On the other hand, Bhutan astonished the world with one of the fastest immunisation drives against Covid-19: within two weeks, 95% of the country’s adult population had been vaccinated by the “Guardians of Peace”, the national volunteer health corps. This vertical service delivery capitalised on the network of free government outreach clinics, with only one private health facility available nationwide in the capital Thimpu.

Since the ’70s, Bhutan has offered free universal healthcare for all citizens. In the 2008 Constitution, health was recognised as a human right and one of the nine domains of Gross National Happiness, which measures well-being and non-economic aspects of development.

Since 2012, Maldives, the tourism haven for celebrities, has adopted a “Husnuvaa Aasandha” universal health insurance scheme that provides “healthcare for all without a ceiling protection limit”. The plan includes annual medical checks, diagnostics, surgeries, inpatient and outpatient treatments.

The plan even pays for citizens to go abroad for specialised healthcare not available on the islands with emergency transportation by sea ambulance, air or speedboats. Nine per cent of the country’s gross domestic product, or GDP, is devoted to healthcare, which is more than most countries across Asia.

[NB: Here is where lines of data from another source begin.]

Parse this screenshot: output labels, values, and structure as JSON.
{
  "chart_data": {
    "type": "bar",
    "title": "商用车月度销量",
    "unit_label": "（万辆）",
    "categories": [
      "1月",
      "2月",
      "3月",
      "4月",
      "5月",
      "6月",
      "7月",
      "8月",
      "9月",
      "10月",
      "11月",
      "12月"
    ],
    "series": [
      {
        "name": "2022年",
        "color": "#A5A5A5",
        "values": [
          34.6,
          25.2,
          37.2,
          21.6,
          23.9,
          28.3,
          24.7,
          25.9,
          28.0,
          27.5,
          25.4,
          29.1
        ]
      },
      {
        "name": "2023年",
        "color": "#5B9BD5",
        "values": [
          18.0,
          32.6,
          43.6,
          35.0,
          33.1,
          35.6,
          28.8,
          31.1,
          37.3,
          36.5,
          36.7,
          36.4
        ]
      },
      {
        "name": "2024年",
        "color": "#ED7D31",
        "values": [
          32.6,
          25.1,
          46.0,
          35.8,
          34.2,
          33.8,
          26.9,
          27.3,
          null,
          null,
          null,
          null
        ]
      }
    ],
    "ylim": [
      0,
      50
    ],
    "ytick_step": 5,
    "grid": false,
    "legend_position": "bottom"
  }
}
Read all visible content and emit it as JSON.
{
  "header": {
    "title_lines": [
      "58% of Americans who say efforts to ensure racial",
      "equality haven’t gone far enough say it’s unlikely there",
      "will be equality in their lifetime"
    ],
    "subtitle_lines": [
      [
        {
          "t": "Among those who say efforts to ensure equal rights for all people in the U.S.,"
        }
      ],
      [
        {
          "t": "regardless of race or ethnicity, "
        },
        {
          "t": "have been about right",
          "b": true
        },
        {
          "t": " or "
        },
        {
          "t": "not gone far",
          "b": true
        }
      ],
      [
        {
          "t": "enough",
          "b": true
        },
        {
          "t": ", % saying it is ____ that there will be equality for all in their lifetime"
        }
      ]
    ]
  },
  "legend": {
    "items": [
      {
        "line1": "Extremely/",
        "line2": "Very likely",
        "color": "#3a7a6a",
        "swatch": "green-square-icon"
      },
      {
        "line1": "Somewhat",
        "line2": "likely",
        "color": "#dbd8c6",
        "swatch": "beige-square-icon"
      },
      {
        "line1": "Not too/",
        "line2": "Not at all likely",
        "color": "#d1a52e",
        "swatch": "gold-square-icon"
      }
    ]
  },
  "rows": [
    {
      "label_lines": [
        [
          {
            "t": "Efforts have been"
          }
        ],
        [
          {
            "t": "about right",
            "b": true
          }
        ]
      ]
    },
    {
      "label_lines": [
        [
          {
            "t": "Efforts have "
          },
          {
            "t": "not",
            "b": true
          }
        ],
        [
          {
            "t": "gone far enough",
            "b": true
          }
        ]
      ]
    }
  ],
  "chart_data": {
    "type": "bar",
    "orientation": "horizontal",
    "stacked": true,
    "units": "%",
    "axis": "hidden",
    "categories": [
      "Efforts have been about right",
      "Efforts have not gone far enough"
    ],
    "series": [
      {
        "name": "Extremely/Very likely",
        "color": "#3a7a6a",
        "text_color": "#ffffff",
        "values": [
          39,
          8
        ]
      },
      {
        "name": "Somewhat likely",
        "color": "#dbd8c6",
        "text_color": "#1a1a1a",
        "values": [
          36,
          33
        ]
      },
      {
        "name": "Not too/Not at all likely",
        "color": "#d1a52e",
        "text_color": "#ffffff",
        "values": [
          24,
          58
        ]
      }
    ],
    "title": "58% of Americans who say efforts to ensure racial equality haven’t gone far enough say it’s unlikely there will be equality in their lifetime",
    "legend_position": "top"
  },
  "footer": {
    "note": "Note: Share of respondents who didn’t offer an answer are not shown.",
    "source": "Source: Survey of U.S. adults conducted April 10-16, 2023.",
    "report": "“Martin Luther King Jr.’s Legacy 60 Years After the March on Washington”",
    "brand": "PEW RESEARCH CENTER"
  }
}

The Covid-19 pandemic has single-handedly amplified the centrality of healthcare as a public good and human right. No country in South Asia has suffered a more devastating effect of the pandemic than India. The central government, too, plans to enact a National Public Health law, but the focus is only “public health emergencies”. In contrast, India’s South Asian neighbours have veritable histories of deep commitment to the universal right to healthcare.

Beseeching donors and doctors with folded hands to save lives should not become the symbol of the fragile healthcare system in India. As writer Albert Camus depicts in his novel, The Plague, with searing clarity, “…There’s no question of heroism in all this. It’s a matter of common decency.”

Swati Narayan is an academic and social activist.